Film Review: Jojo Rabbit

War films have a (c)harm of their own. New Zealander Taika Waititi’s screenplay, based on Christine Leunens’s 2004 novel ‘Caging Skies’, has an earthy kind of appeal to it. Amidst the destruction of war and comedic elements are layers of tenderness and the human touch, fringed by a 10-year-old’s understanding of what constitutes a Nazi and a Jew.

The film opens to the German lyrics of the Beatles’ ‘I Wanna Hold Your Hand’. WWll is in its culmination stage, and Johannes (Jojo) Betzler – played by 12-year-old Roman Griffin Davis – a diehard Hitler fanatic (that’s what he supposes himself to be), is shown attending a Nazi camp. His conscience doesn’t permit him to obey his camp commander’s orders to kill a rabbit – thereby earning him his nickname. His father is fighting the war somewhere in Italy and Rosie, his mother (Scarlett Johansson), a secret Resistance supporter, has hidden Elsa (Thomasin McKenzie), a teenaged Jewish girl in their home. Jojo’s discovery of the girl sets in motion a chain of events that includes lengthy discussions with her, effectively altering his perception of war, Nazism and Hitler in particular – the last-named appearing as an imaginary friend of Jojo (not unlike Gandhi materialising in front of Munnabhai).

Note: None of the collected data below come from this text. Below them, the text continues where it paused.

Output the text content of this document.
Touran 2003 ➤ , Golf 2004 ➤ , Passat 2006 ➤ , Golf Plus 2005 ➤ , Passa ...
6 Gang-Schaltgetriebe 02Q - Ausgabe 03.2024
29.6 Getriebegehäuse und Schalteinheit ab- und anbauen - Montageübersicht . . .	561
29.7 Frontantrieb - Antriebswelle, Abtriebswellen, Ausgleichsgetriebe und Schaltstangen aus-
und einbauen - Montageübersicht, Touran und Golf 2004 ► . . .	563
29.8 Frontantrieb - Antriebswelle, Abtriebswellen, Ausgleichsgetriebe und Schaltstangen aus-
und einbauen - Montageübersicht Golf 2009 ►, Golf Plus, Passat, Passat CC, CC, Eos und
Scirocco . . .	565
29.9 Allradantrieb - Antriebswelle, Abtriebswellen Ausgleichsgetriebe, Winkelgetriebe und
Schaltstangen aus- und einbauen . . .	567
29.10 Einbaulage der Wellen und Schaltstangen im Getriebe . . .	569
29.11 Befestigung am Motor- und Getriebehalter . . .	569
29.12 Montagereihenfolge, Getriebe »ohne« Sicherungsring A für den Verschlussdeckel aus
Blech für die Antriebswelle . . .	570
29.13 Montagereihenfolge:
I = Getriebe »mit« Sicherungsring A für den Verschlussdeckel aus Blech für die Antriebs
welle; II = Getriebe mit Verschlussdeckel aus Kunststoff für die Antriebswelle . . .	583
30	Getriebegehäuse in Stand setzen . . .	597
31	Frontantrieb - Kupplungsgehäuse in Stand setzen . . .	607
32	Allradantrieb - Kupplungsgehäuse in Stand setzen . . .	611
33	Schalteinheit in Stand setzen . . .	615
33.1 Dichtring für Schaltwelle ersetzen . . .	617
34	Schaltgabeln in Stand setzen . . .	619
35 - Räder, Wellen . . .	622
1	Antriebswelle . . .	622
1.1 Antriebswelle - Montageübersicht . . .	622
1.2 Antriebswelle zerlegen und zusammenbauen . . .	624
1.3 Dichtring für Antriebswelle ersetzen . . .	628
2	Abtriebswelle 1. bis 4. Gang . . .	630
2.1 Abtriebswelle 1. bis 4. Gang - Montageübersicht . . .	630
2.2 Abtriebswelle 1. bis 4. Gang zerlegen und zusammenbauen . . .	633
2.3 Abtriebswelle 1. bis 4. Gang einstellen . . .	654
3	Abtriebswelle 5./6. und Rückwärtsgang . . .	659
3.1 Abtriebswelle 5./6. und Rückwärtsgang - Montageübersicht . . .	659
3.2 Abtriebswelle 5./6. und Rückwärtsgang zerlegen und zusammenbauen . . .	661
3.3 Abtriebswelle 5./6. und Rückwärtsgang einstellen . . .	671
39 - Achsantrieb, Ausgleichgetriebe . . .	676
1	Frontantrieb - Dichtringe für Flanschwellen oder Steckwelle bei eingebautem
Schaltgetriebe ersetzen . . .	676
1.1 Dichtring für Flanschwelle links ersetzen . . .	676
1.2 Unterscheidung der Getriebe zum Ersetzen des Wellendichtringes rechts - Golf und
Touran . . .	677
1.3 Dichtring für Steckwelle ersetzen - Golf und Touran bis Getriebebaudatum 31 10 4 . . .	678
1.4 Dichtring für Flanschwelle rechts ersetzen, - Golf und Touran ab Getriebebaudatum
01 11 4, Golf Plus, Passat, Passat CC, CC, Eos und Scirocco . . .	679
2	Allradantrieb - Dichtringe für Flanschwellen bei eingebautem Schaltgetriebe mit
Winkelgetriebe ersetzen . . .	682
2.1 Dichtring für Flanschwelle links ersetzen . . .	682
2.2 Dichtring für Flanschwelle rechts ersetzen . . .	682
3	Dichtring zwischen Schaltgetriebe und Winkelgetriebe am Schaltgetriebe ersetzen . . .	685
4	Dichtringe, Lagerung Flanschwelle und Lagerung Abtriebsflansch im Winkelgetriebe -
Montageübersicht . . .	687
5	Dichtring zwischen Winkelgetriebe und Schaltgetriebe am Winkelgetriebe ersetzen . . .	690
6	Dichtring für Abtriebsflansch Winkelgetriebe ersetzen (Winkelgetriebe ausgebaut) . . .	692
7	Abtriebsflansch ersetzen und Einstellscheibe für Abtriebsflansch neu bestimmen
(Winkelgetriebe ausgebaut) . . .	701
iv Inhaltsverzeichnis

Director Taika Waititi (Thor Ragnarok), who parodies Hitler, succeeds in making a feel-good satire. Roman Davis, in his feature debut, and his young friend Yorki (Archie Yates) have some of the best scenes in the film. Nominated for six Oscars, ‘Jojo Rabbit’ shifts gears in the final 15 minutes, though the result is not entirely convincing. Nevertheless, the idiosyncratic nature of the film and the Fuhrer’s parody may remind one of Chaplin’s ‘The Great Dictator’, eight decades ago. But then, Hitler was well and truly alive, and, we are told, he had enjoyed the parody!